Immigration detention and mental illness in the UK: European Court of Human Rights finds against UK government violated Article 5.1 rights of mentally ill immigration detainee (V.M. v. the United Kingdom, no. 49734/12)


Published: 13 Oct 2016

The following case note is taken from the ‘Judgements and decisions of 1 September 2016’press briefing issued by the European Human Court of Human Rights. A full court transcript can be accessed here.

The case concerned the complaint by a mentally ill woman about her immigration detention pending deportation. The applicant, Ms V.M., is a Nigerian national who was born in 1977 and lives in West Drayton (England, UK). Ms V.M. entered the United Kingdom illegally on 18 November 2003 with her son. In November 2003 her son was admitted to hospital with serious injuries and then taken into care. Ms V.M. was later charged with child cruelty and convicted on 7 April 2008. Due to the seriousness of her offences, the Crown Court judge recommended deportation. Ms V.M thus remained in detention when her criminal sentence ended on 8 August 2008.

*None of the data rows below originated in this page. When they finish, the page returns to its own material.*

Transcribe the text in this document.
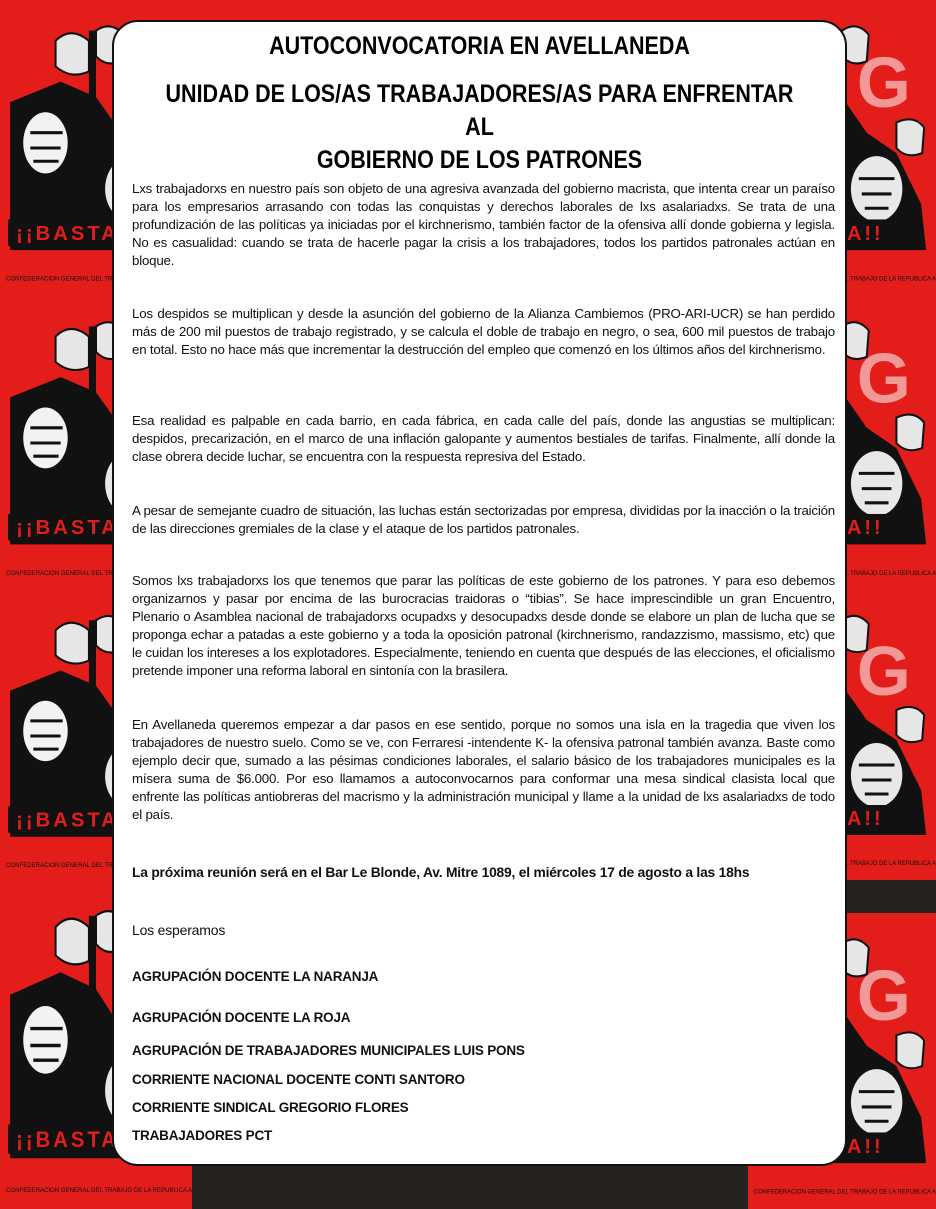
AUTOCONVOCATORIA EN AVELLANEDA
UNIDAD DE LOS/AS TRABAJADORES/AS PARA ENFRENTAR AL
GOBIERNO DE LOS PATRONES
Lxs trabajadorxs en nuestro país son objeto de una agresiva avanzada del gobierno macrista, que intenta crear un paraíso para los empresarios arrasando con todas las conquistas y derechos laborales de lxs asalariadxs. Se trata de una profundización de las políticas ya iniciadas por el kirchnerismo, también factor de la ofensiva allí donde gobierna y legisla. No es casualidad: cuando se trata de hacerle pagar la crisis a los trabajadores, todos los partidos patronales actúan en bloque.
Los despidos se multiplican y desde la asunción del gobierno de la Alianza Cambiemos (PRO-ARI-UCR) se han perdido más de 200 mil puestos de trabajo registrado, y se calcula el doble de trabajo en negro, o sea, 600 mil puestos de trabajo en total. Esto no hace más que incrementar la destrucción del empleo que comenzó en los últimos años del kirchnerismo.
Esa realidad es palpable en cada barrio, en cada fábrica, en cada calle del país, donde las angustias se multiplican: despidos, precarización, en el marco de una inflación galopante y aumentos bestiales de tarifas. Finalmente, allí donde la clase obrera decide luchar, se encuentra con la respuesta represiva del Estado.
A pesar de semejante cuadro de situación, las luchas están sectorizadas por empresa, divididas por la inacción o la traición de las direcciones gremiales de la clase y el ataque de los partidos patronales.
Somos lxs trabajadorxs los que tenemos que parar las políticas de este gobierno de los patrones. Y para eso debemos organizarnos y pasar por encima de las burocracias traidoras o “tibias”. Se hace imprescindible un gran Encuentro, Plenario o Asamblea nacional de trabajadorxs ocupadxs y desocupadxs desde donde se elabore un plan de lucha que se proponga echar a patadas a este gobierno y a toda la oposición patronal (kirchnerismo, randazzismo, massismo, etc) que le cuidan los intereses a los explotadores. Especialmente, teniendo en cuenta que después de las elecciones, el oficialismo pretende imponer una reforma laboral en sintonía con la brasilera.
En Avellaneda queremos empezar a dar pasos en ese sentido, porque no somos una isla en la tragedia que viven los trabajadores de nuestro suelo. Como se ve, con Ferraresi -intendente K- la ofensiva patronal también avanza. Baste como ejemplo decir que, sumado a las pésimas condiciones laborales, el salario básico de los trabajadores municipales es la mísera suma de $6.000. Por eso llamamos a autoconvocarnos para conformar una mesa sindical clasista local que enfrente las políticas antiobreras del macrismo y la administración municipal y llame a la unidad de lxs asalariadxs de todo el país.
La próxima reunión será en el Bar Le Blonde, Av. Mitre 1089, el miércoles 17 de agosto a las 18hs
Los esperamos
AGRUPACIÓN DOCENTE LA NARANJA
AGRUPACIÓN DOCENTE LA ROJA
AGRUPACIÓN DE TRABAJADORES MUNICIPALES LUIS PONS
CORRIENTE NACIONAL DOCENTE CONTI SANTORO
CORRIENTE SINDICAL GREGORIO FLORES
TRABAJADORES PCT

During the following three years, until her release on bail in July 2011, Ms V.M. brought a number of proceedings challenging the decision to deport her. In December 2008, the immigration authorities dismissed her appeal against her deportation. In June 2009, she also requested the decision to deport be reversed or that her representations be treated as a fresh asylum claim, referring to her poor mental health (recurrent depression and a personality disorder) and the poor standard of treatment facilities in Nigeria if she were deported. Five months later the Secretary of State refused to treat those representations as a fresh claim for asylum.

Permission to apply for judicial review was granted in May 2010 and a hearing took place in July 2010: both the Court of Appeal and the Administrative Court concluded that, in view of the serious risk of Ms V.M. absconding, re-offending or harming herself or others, she would have been detained lawfully during the period between August 2008 and April 2010 even if the policy to favour alternatives to immigration detention for the mentally ill had been considered. Ms V.M.’s bail applications were also rejected on similar grounds. During her detention, Ms V.M. had ongoing medical assessments and, by March 2010, the assessments noted that her mental health had significantly deteriorated. However, the courts reviewed all of the medical evidence in their decisions on Ms V.M.’s case and concluded that the authorities’ decision not to transfer her to hospital had been reasonable.

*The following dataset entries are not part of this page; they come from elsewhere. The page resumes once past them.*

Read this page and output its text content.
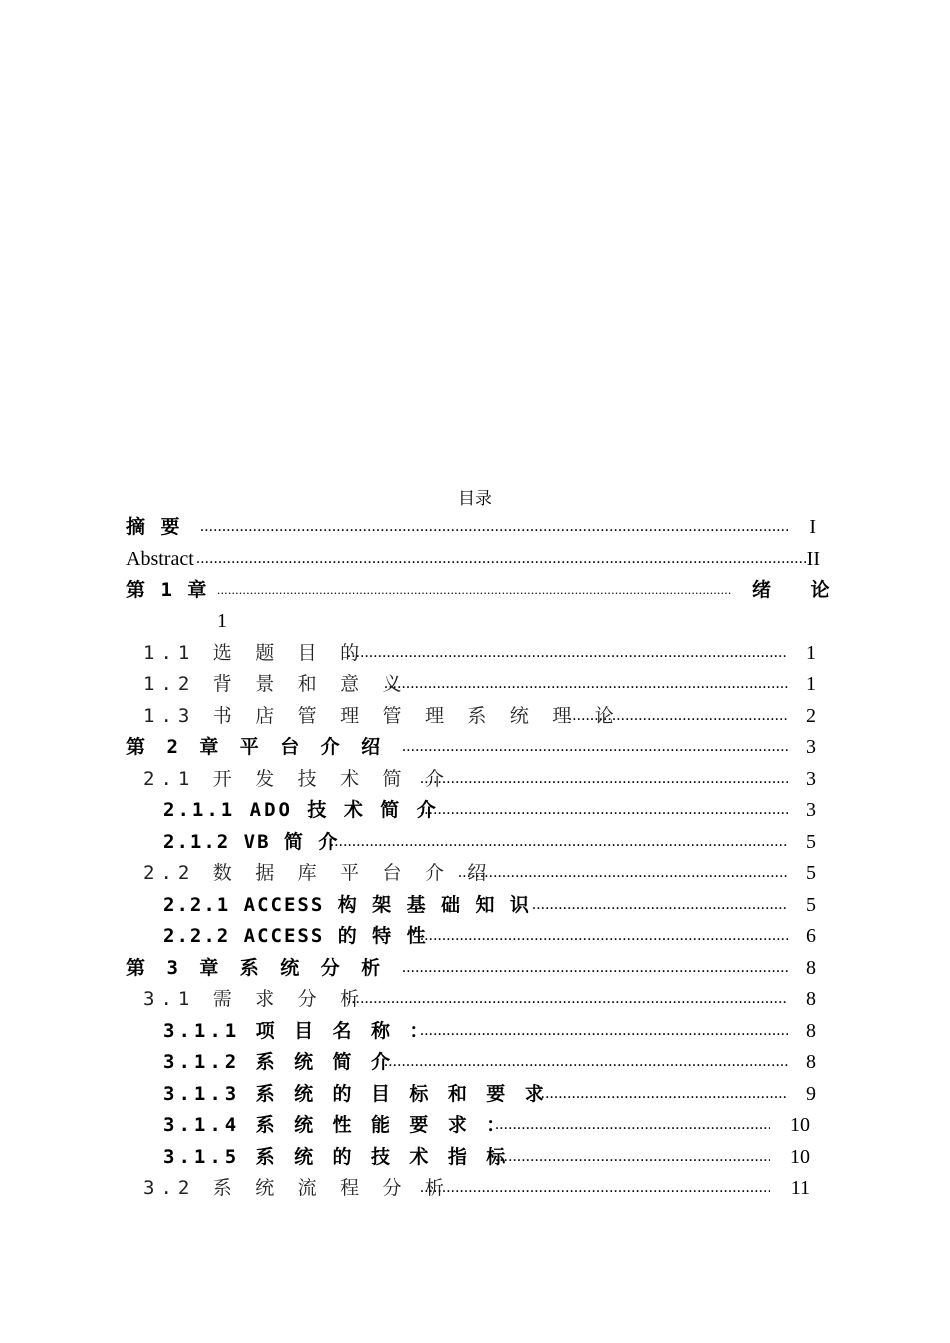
目录
摘 要 .....	I
Abstract .....	II
第 1 章 .....	绪 论
1
1.1 选 题 目 的 .....	1
1.2 背 景 和 意 义 .....	1
1.3 书 店 管 理 管 理 系 统 理 论 .....	2
第 2 章 平 台 介 绍 .....	3
2.1 开 发 技 术 简 介 .....	3
2.1.1 ADO 技 术 简 介 .....	3
2.1.2 VB 简 介 .....	5
2.2 数 据 库 平 台 介 绍 .....	5
2.2.1 ACCESS 构 架 基 础 知 识 .....	5
2.2.2 ACCESS 的 特 性 .....	6
第 3 章 系 统 分 析 .....	8
3.1 需 求 分 析 .....	8
3.1.1 项 目 名 称 ： .....	8
3.1.2 系 统 简 介 .....	8
3.1.3 系 统 的 目 标 和 要 求 .....	9
3.1.4 系 统 性 能 要 求 ： .....	10
3.1.5 系 统 的 技 术 指 标 .....	10
3.2 系 统 流 程 分 析 .....	11
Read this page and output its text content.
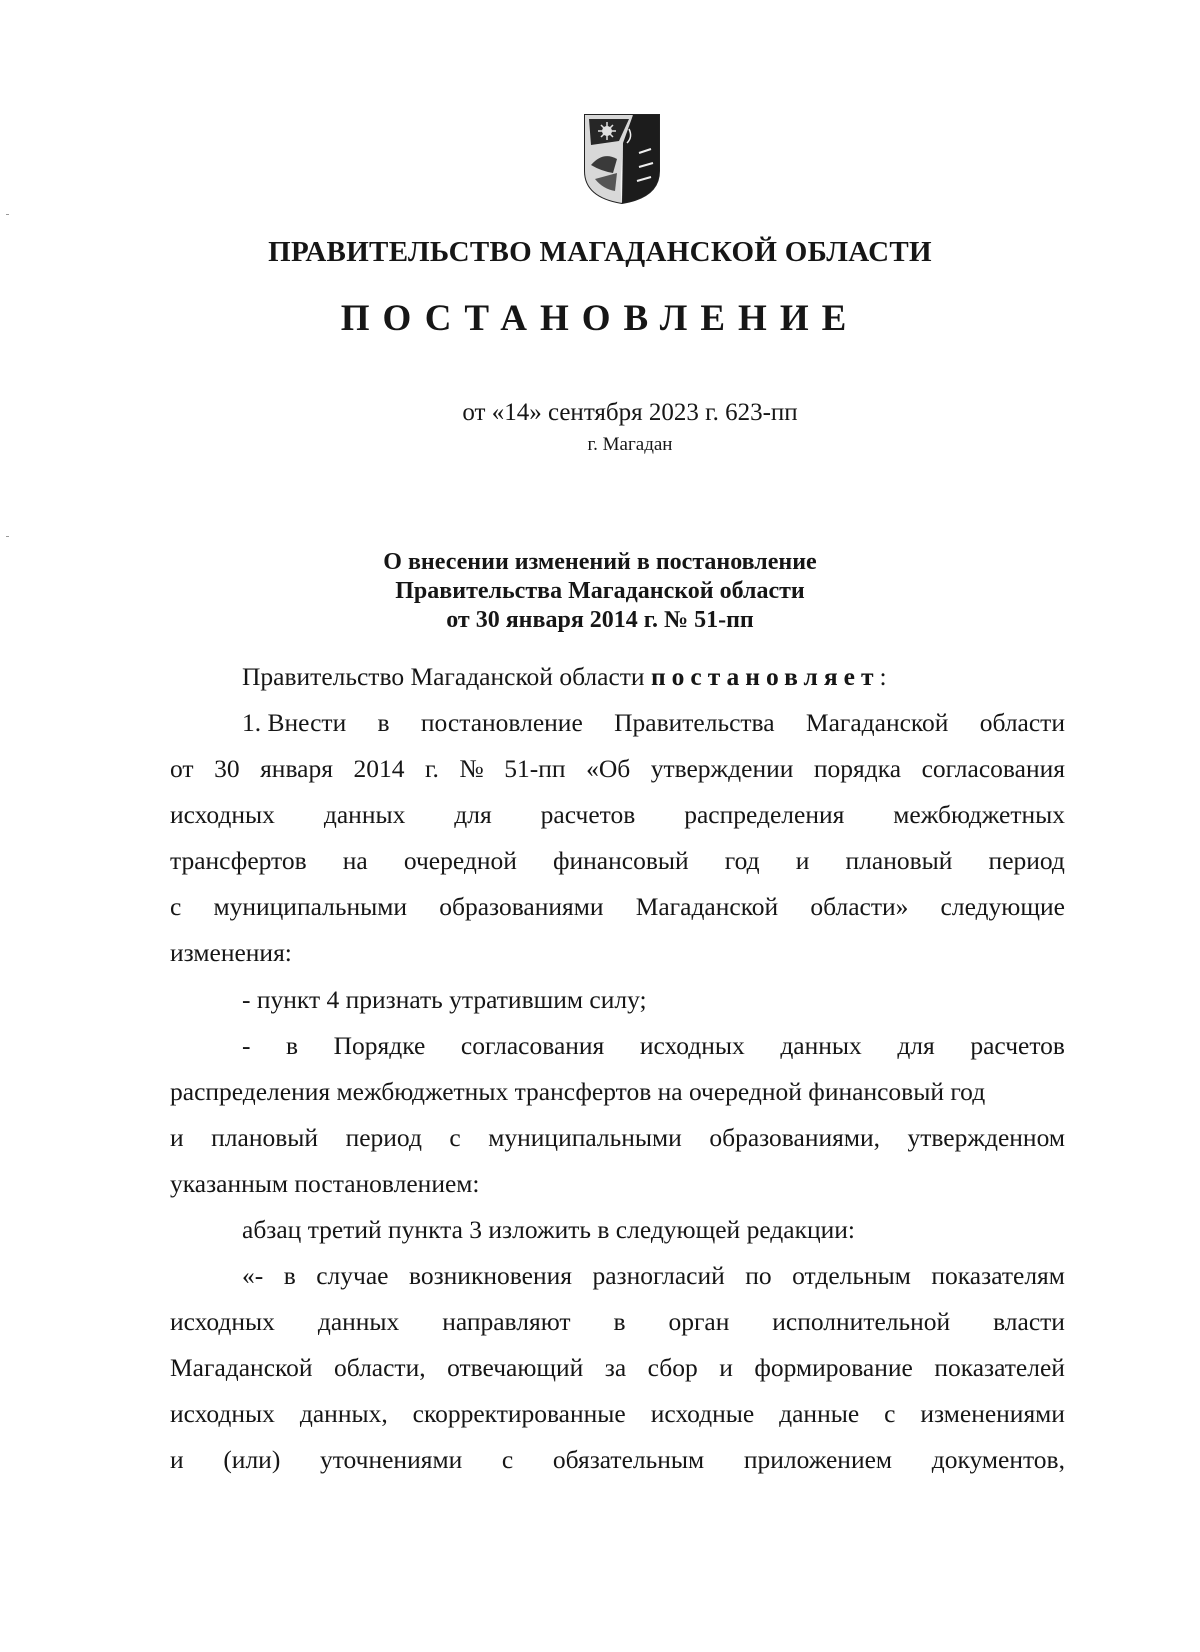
ПРАВИТЕЛЬСТВО МАГАДАНСКОЙ ОБЛАСТИ
ПОСТАНОВЛЕНИЕ
от «14» сентября 2023 г. 623-пп
г. Магадан
О внесении изменений в постановление
Правительства Магаданской области
от 30 января 2014 г. № 51-пп
Правительство Магаданской области постановляет:
1. Внести в постановление Правительства Магаданской области
от 30 января 2014 г. № 51-пп «Об утверждении порядка согласования
исходных данных для расчетов распределения межбюджетных
трансфертов на очередной финансовый год и плановый период
с муниципальными образованиями Магаданской области» следующие
изменения:
- пункт 4 признать утратившим силу;
- в Порядке согласования исходных данных для расчетов
распределения межбюджетных трансфертов на очередной финансовый год
и плановый период с муниципальными образованиями, утвержденном
указанным постановлением:
абзац третий пункта 3 изложить в следующей редакции:
«- в случае возникновения разногласий по отдельным показателям
исходных данных направляют в орган исполнительной власти
Магаданской области, отвечающий за сбор и формирование показателей
исходных данных, скорректированные исходные данные с изменениями
и (или) уточнениями с обязательным приложением документов,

Relying in particular on Article 5.1 (right to liberty and security), Ms V.M. complained about the excessive length of her detention as well as the system of immigration detention in the UK, notably alleging that the time limits on the maximum period of immigration detention were unclear and that there was no automatic judicial review. She also complained that her detention from August 2008 (when her criminal sentence ended) to July 2010 (when her first application for judicial review was heard) had not been lawful as it had breached the policy on mentally ill immigration detainees.

The European Court of Human Rights found a violation of Article 5.1 in respect of the period of Ms V.M.’s immigration detention between 19 June and 14 December 2009, and awarded just satisfaction of EUR3,500 (non-pecuniary damage) and EUR 10,000 (costs and expenses).